2 cow hides and one costume later…

Through the making of my Scorpion costume, I definitely learned a lot about leather techniques.  It’s all in the details, and details really make the difference.  It’s funny because the first thing you see, when you look at Scorpion’s costume, is a yellow garment and black pants.  But I really needed a whole brown cow hide to make all the leather straps, belt and bias and almost a whole black cow hide to make the sleeveless top, hood, bracelets and other details.  For me, Scorpion’s costume is a leather costume, even if it doesn’t look like one.  There’s so much more to be said about this cosplay.  I will certainly blog about other details eventually.  It’s a pleasure for me to share the knowledge and techniques I have developed with ones who are interested.  To the cosplayers and costumers among you, I hope you have learned something that you’ll be able to use for upcoming costumes. :)


5 Responses

  1. Very interesting to read about the whole process.
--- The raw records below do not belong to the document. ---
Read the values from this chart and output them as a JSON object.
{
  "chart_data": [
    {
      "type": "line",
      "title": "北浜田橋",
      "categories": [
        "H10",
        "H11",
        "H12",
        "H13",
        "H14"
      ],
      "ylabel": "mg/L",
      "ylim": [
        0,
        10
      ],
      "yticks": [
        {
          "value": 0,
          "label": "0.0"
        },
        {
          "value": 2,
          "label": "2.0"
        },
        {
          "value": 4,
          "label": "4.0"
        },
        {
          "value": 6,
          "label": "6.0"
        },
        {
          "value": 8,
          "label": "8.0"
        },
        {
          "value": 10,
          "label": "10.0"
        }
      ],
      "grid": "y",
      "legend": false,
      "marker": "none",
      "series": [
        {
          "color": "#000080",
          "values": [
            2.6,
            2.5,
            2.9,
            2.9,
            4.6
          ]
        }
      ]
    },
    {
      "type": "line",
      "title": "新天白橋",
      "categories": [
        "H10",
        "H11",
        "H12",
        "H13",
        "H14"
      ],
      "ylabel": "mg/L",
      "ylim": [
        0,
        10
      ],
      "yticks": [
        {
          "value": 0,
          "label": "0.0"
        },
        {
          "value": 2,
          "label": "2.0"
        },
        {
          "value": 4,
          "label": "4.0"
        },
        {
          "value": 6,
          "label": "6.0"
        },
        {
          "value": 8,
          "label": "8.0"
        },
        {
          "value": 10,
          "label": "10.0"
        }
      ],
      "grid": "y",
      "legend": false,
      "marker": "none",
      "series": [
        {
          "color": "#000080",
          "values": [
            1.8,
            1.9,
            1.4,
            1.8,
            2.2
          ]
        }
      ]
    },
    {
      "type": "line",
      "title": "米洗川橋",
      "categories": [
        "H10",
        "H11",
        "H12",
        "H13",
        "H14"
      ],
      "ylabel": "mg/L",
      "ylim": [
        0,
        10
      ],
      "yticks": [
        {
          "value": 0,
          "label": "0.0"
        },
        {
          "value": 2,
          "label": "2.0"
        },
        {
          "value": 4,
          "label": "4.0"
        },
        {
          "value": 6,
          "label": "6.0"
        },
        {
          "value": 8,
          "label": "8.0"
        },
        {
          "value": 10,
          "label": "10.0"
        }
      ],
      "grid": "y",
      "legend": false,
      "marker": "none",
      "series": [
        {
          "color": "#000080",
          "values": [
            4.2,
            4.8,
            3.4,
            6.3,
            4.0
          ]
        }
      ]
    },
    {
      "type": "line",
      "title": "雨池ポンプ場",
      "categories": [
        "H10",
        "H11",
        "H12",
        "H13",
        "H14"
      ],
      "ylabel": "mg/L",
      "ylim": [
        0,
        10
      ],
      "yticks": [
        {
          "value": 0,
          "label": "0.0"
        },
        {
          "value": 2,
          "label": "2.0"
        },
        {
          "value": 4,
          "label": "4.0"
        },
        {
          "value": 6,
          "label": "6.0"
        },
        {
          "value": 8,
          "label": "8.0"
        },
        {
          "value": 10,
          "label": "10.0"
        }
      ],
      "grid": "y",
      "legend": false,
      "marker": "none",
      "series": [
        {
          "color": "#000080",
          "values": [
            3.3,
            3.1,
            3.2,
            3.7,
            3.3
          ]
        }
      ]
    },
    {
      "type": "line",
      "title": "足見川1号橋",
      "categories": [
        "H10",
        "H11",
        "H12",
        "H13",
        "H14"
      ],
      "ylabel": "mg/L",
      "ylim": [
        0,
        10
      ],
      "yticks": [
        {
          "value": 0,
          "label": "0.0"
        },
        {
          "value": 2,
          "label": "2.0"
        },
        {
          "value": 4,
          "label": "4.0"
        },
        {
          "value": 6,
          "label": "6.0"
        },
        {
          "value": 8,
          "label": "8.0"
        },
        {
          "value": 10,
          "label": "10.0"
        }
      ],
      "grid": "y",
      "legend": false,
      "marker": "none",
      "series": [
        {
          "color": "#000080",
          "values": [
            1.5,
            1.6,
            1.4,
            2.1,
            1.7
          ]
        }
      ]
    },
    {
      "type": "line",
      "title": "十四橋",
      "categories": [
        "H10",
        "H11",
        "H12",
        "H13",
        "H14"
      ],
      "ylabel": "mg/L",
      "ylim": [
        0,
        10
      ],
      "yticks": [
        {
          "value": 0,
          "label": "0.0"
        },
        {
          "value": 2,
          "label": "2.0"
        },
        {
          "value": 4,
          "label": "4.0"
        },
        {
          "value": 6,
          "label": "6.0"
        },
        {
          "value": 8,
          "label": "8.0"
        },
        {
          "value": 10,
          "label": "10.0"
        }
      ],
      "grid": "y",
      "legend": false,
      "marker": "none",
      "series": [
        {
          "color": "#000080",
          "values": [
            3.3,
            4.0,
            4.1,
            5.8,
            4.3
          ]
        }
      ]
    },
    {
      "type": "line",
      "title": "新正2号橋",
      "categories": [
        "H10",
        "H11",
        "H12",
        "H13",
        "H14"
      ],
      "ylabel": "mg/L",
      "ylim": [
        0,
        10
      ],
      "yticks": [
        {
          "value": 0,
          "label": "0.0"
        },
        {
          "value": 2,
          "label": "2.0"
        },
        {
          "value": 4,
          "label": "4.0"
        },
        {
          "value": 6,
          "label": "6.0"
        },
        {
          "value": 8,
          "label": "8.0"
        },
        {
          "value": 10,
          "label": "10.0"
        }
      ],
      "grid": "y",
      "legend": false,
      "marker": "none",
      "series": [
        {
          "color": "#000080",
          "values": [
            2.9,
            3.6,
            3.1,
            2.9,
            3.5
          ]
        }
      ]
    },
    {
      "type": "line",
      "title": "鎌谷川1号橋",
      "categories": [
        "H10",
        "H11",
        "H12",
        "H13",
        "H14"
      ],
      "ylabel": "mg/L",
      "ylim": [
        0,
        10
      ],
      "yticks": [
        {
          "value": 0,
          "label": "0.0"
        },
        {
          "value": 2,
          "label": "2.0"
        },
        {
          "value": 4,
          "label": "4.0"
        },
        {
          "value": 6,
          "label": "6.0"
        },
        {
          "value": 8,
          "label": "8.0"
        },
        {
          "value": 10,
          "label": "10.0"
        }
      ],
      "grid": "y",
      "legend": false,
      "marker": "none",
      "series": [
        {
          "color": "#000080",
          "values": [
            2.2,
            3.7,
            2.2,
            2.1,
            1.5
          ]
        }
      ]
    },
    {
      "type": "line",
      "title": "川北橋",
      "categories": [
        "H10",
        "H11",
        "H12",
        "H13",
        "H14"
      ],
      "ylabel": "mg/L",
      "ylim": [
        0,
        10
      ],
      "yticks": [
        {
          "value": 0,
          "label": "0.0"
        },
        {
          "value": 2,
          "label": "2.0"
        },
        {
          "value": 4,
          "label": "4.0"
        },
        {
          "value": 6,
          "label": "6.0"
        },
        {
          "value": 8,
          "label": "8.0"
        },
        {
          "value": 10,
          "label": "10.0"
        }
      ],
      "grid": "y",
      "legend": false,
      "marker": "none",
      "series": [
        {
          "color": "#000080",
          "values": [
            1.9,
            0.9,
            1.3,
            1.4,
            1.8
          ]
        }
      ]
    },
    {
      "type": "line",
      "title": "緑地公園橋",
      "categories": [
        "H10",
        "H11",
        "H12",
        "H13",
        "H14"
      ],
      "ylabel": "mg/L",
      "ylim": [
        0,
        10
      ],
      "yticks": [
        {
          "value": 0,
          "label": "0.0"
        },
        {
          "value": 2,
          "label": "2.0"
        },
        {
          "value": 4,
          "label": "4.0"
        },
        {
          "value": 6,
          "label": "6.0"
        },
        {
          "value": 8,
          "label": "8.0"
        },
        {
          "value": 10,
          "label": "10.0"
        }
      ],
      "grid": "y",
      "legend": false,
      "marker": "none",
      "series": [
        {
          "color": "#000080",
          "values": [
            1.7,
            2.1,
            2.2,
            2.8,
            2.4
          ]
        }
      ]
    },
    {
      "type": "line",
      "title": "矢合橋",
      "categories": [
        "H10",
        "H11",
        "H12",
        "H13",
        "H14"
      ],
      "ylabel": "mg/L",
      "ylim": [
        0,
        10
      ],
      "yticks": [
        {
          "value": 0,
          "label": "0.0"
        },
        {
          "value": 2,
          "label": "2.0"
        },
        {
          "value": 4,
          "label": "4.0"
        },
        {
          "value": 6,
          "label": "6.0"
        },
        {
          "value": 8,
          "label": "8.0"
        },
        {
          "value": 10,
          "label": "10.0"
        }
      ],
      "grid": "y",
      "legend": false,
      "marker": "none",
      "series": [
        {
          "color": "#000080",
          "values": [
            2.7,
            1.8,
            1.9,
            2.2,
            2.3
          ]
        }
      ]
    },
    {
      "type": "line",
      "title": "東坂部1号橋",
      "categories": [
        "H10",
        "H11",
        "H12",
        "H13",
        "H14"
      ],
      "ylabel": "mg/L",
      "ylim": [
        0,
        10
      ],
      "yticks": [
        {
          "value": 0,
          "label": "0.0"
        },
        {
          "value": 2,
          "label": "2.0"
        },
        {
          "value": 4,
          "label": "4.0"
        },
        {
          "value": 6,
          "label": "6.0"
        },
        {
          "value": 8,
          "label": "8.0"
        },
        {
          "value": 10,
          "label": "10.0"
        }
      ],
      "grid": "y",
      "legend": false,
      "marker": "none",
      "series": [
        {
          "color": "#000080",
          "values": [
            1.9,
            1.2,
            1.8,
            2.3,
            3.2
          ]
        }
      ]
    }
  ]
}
Thanks for sharing these!

  2. Mike

    Awesome! Very cool about getting 3D printing done! Looks amazing!

  3. Jon

    It was a pleasure reading how you got your whole costume done, Marie-Claude :)
    Looks like 3D printing is going to be a big help for future props!
    How was it wearing the mask? Looks like a great fit, but was it comfortable?

  4. Mae Lin

    C’est tout simplement génial!

    J’avais du respect pour ton travail de modeling, mais pour la création de costume c’est juste fou!
    Je trouve ça vraiment génial que tu nous expliques les techniques utilisées et que tu transmettes ainsi ta passion pour la création.
    Chaque nouvelle technique amène des défis et permet de découvrir autre chose.

    En plus d’être belle, t’es bonne!